Not sure this files under ‘data’, ‘modeling’, or both. In any case, I have a student who’s interested in extraction page structure features from late manuscript, early prints. Think coordinates of images and figures, ratio of area, dimensions, etc. She considers using ImageJ, which would work but would involve a considerable amount of handcrafted work requiring time which… who has time, right?

So I was wondering what the current state on automating such feature extraction is. And if potential tools in existing will work somewhat reliably on this kind of historic material.

Thanks for any leads!
Cheers
–Joris

melvin.wevers · April 23, 2020, 9:38am

These tools/implementations might be useful.
https://github.com/LibraryOfCongress/newspaper-navigator &. https://github.com/dhlab-epfl/dhSegment & https://github.com/leonlulu/DeepLayout

You might need to annotate your material and finetune the models included in these projects. Often you don’t need a lot of training material for these tasks.

frederik.elwert · April 28, 2020, 2:27pm

I guess this paper might also be helpful?

melvin.wevers · April 29, 2020, 7:09am

Thanks, I’m going to check this paper out. I’m trying to get a group of newspaper researchers together to create an annotated set of newspapers from different periods/regions.

frederik.elwert · April 29, 2020, 7:47am

In the German DH association DHd, there is a working group for historical newspapers and magazines: http://dig-hum.de/ag-zeitungen-zeitschriften They might be a good candidate for networking.
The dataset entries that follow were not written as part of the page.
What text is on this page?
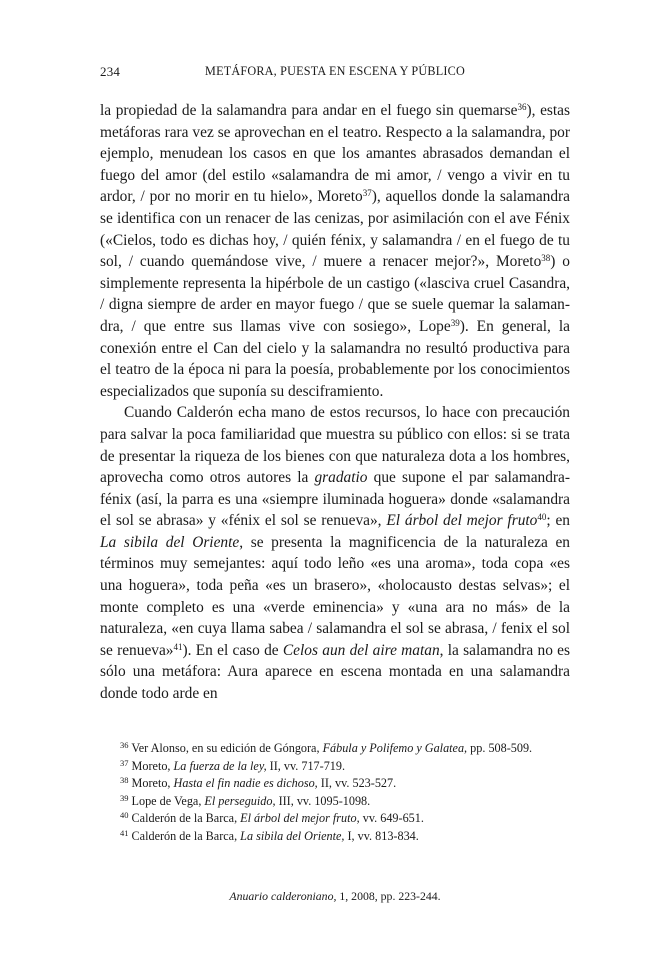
234	METÁFORA, PUESTA EN ESCENA Y PÚBLICO

la propiedad de la salamandra para andar en el fuego sin quemarse$^{36}$), estas metáforas rara vez se aprovechan en el teatro. Respecto a la salamandra, por ejemplo, menudean los casos en que los amantes abrasados demandan el fuego del amor (del estilo «salamandra de mi amor, / vengo a vivir en tu ardor, / por no morir en tu hielo», Moreto$^{37}$), aquellos donde la salamandra se identifica con un renacer de las cenizas, por asimilación con el ave Fénix («Cielos, todo es dichas hoy, / quién fénix, y salamandra / en el fuego de tu sol, / cuando quemándose vive, / muere a renacer mejor?», Moreto$^{38}$) o simplemente representa la hipérbole de un castigo («lasciva cruel Casandra, / digna siempre de arder en mayor fuego / que se suele quemar la salamandra, / que entre sus llamas vive con sosiego», Lope$^{39}$). En general, la conexión entre el Can del cielo y la salamandra no resultó productiva para el teatro de la época ni para la poesía, probablemente por los conocimientos especializados que suponía su desciframiento.

Cuando Calderón echa mano de estos recursos, lo hace con precaución para salvar la poca familiaridad que muestra su público con ellos: si se trata de presentar la riqueza de los bienes con que naturaleza dota a los hombres, aprovecha como otros autores la gradatio que supone el par salamandra-fénix (así, la parra es una «siempre iluminada hoguera» donde «salamandra el sol se abrasa» y «fénix el sol se renueva», El árbol del mejor fruto$^{40}$; en La sibila del Oriente, se presenta la magnificencia de la naturaleza en términos muy semejantes: aquí todo leño «es una aroma», toda copa «es una hoguera», toda peña «es un brasero», «holocausto destas selvas»; el monte completo es una «verde eminencia» y «una ara no más» de la naturaleza, «en cuya llama sabea / salamandra el sol se abrasa, / fenix el sol se renueva»$^{41}$). En el caso de Celos aun del aire matan, la salamandra no es sólo una metáfora: Aura aparece en escena montada en una salamandra donde todo arde en

$^{36}$ Ver Alonso, en su edición de Góngora, Fábula y Polifemo y Galatea, pp. 508-509.

$^{37}$ Moreto, La fuerza de la ley, II, vv. 717-719.

$^{38}$ Moreto, Hasta el fin nadie es dichoso, II, vv. 523-527.

$^{39}$ Lope de Vega, El perseguido, III, vv. 1095-1098.

$^{40}$ Calderón de la Barca, El árbol del mejor fruto, vv. 649-651.

$^{41}$ Calderón de la Barca, La sibila del Oriente, I, vv. 813-834.

Anuario calderoniano, 1, 2008, pp. 223-244.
nils.reiter · April 29, 2020, 6:24pm

There is also https://grobid.readthedocs.io/en/latest/Introduction/

bencomp · March 1, 2023, 11:07pm

As this is still of interest to (commercial) research, you may also be interested in A survey of historical document image datasets.

I learnt over the past days and weeks that there are many similar terms for this task, which are related in different ways. For example, ‘Visual element extraction’, ‘document understanding’, ‘document layout analysis’ are not the same, but may be relevant when looking for useful methods.